Confirm The Interpreter And Package
Run pip through the same interpreter that runs the program. Comparing python -m pip with sys.executable catches the common case where a package was installed globally, into another virtual environment, or for a different Python version.
import sys
import importlib.util
print(sys.executable)
print(sys.version)
print(importlib.util.find_spec("pycocotools"))
Install For The Active Environment
Choose a COCO API Python package and version compatible with the project and platform, then install it through the active interpreter. Keep the command and build output in the project setup notes. A successful pip command is not enough if a later compiler or wheel step failed.
import subprocess
import sys
subprocess.run(
[sys.executable, "-m", "pip", "install", "pycocotools"],
check=True,
)
Test The Import And A Small API
After installation, import the exact submodule used by the application in a clean process. Keep the smoke test small and separate from model or image data so an import problem is not hidden by a later file or annotation error.
from pycocotools.coco import COCO
print(COCO)
# Instantiate COCO with a real annotation file only after the import passes.
Check Platform And Build Failures
Native extensions can fail because of Python version support, compiler availability, architecture mismatches, missing headers, or an unavailable wheel. Read the complete installation error, check the package’s supported versions, and rebuild the environment reproducibly rather than copying a compiled module from another machine.
import platform
print(platform.system())
print(platform.machine())
print(platform.python_version())
# Record these values with the package version when reporting a build failure.)
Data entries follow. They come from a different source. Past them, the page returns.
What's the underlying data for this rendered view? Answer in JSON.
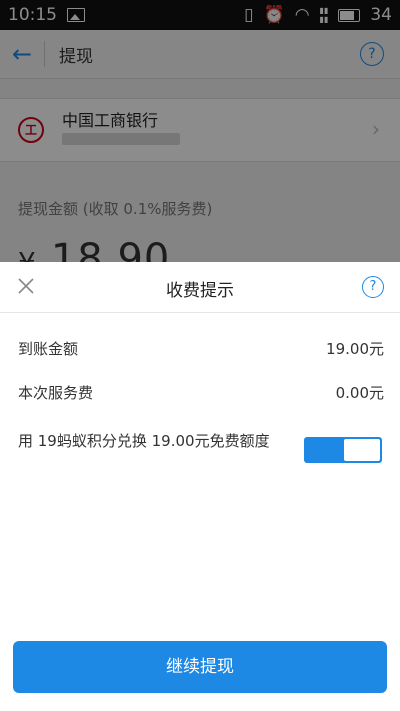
{
  "status_bar": {
    "time": "10:15",
    "battery": "34"
  },
  "header": {
    "title": "提现",
    "help": "?"
  },
  "bank": {
    "logo_text": "工",
    "name": "中国工商银行"
  },
  "amount": {
    "label": "提现金额 (收取 0.1%服务费)",
    "currency": "¥",
    "value": "18.90"
  },
  "sheet": {
    "title": "收费提示",
    "help": "?",
    "rows": [
      {
        "label": "到账金额",
        "value": "19.00元"
      },
      {
        "label": "本次服务费",
        "value": "0.00元"
      }
    ],
    "toggle_label": "用 19蚂蚁积分兑换 19.00元免费额度",
    "toggle_on": true,
    "continue_label": "继续提现"
  },
  "colors": {
    "accent": "#1e88e5",
    "bank_red": "#d0021b"
  }
}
The original COCO API PythonAPI source shows the pycocotools import layout. Use the package’s current installation guidance and your platform’s supported wheels or build tools; do not change a working import merely because the distribution name differs.
For related import and image-environment failures, compare PIL installation troubleshooting, Pillow and NumPy image handling, and another interpreter mismatch example before changing packages or build tools.
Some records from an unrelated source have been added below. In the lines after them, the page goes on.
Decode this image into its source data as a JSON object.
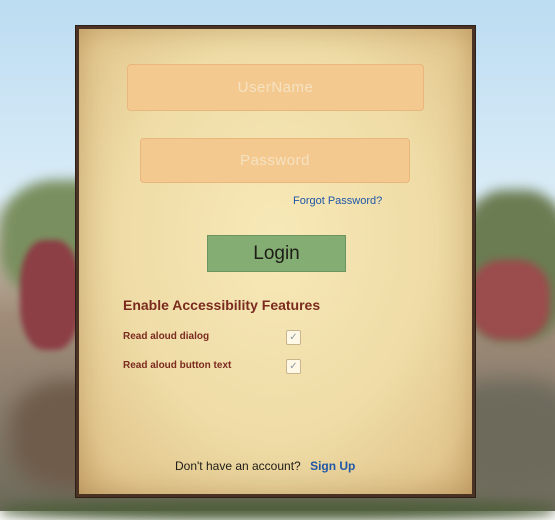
{
  "login_form": {
    "username_placeholder": "UserName",
    "password_placeholder": "Password",
    "forgot_password": "Forgot Password?",
    "login_button": "Login"
  },
  "accessibility": {
    "title": "Enable Accessibility Features",
    "options": [
      {
        "label": "Read aloud dialog",
        "checked": true
      },
      {
        "label": "Read aloud button text",
        "checked": true
      }
    ]
  },
  "signup": {
    "prompt": "Don't have an account?",
    "link": "Sign Up"
  },
  "icons": {
    "checkbox_mark": "checkmark-icon"
  }
}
Frequently Asked Questions
Why does Python say no module named pycocotools?
The interpreter running the program cannot find an installed package that provides the pycocotools import, or the installation did not complete for that environment.
What package should I install for pycocotools?
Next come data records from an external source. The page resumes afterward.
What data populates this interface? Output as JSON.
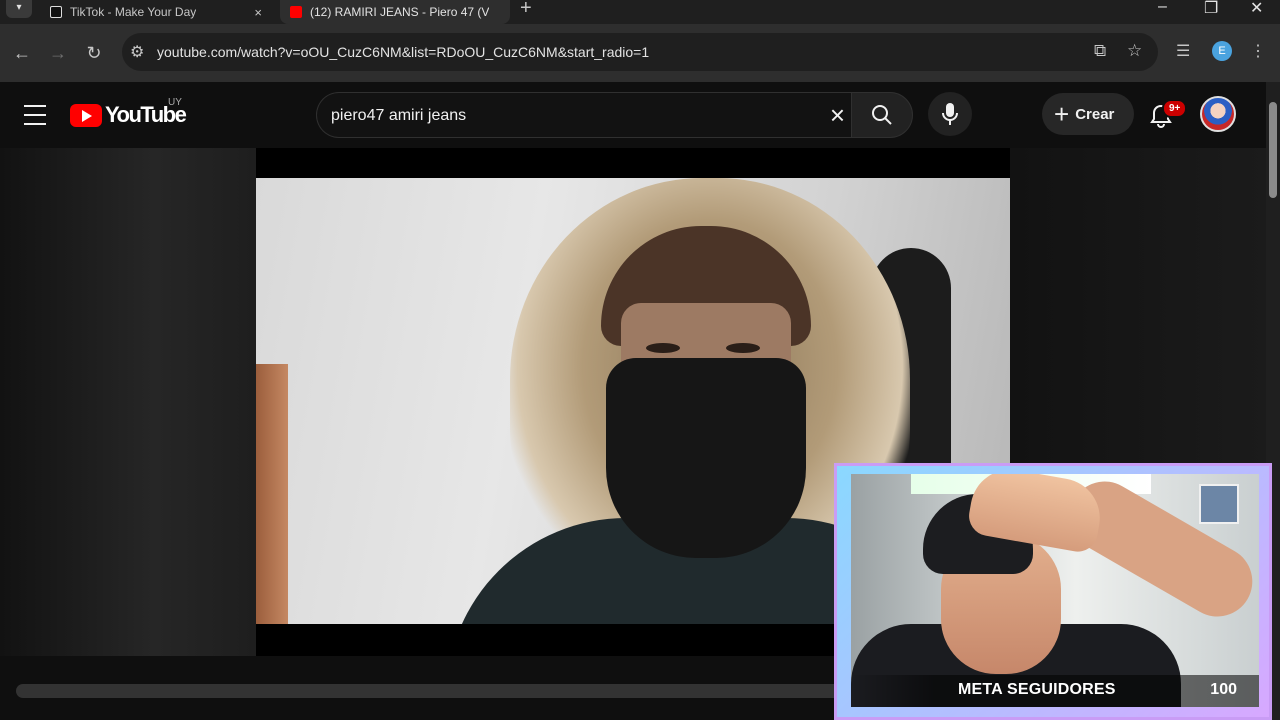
{
  "browser": {
    "tabs": [
      {
        "title": "TikTok - Make Your Day",
        "active": false
      },
      {
        "title": "(12) RAMIRI JEANS - Piero 47 (V",
        "active": true
      }
    ],
    "close_glyph": "×",
    "new_tab_glyph": "+",
    "address": "youtube.com/watch?v=oOU_CuzC6NM&list=RDoOU_CuzC6NM&start_radio=1",
    "profile_initial": "E",
    "icons": [
      "back-icon",
      "forward-icon",
      "reload-icon",
      "site-settings-icon",
      "install-app-icon",
      "bookmark-star-icon",
      "extensions-icon",
      "more-icon"
    ]
  },
  "youtube": {
    "logo_text": "YouTube",
    "country_code": "UY",
    "search_query": "piero47 amiri jeans",
    "clear_glyph": "×",
    "create_label": "Crear",
    "create_plus": "+",
    "notification_badge": "9+"
  },
  "webcam": {
    "label": "META SEGUIDORES",
    "count": "100",
    "border_color": "#c99cf5"
  },
  "colors": {
    "youtube_red": "#ff0000",
    "badge_red": "#cc0000",
    "background": "#0f0f0f"
  }
}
Use a maintained COCO API Python package compatible with your project and platform, then verify the package and import in the same interpreter.
Why does pip install work but the import still fail?
The pip command may belong to a different Python interpreter or virtual environment; compare python -m pip and sys.executable before reinstalling.
How do I troubleshoot a Windows or macOS build error?
Check supported Python versions, compiler or wheel availability, architecture, and the complete build output rather than hiding the installation error.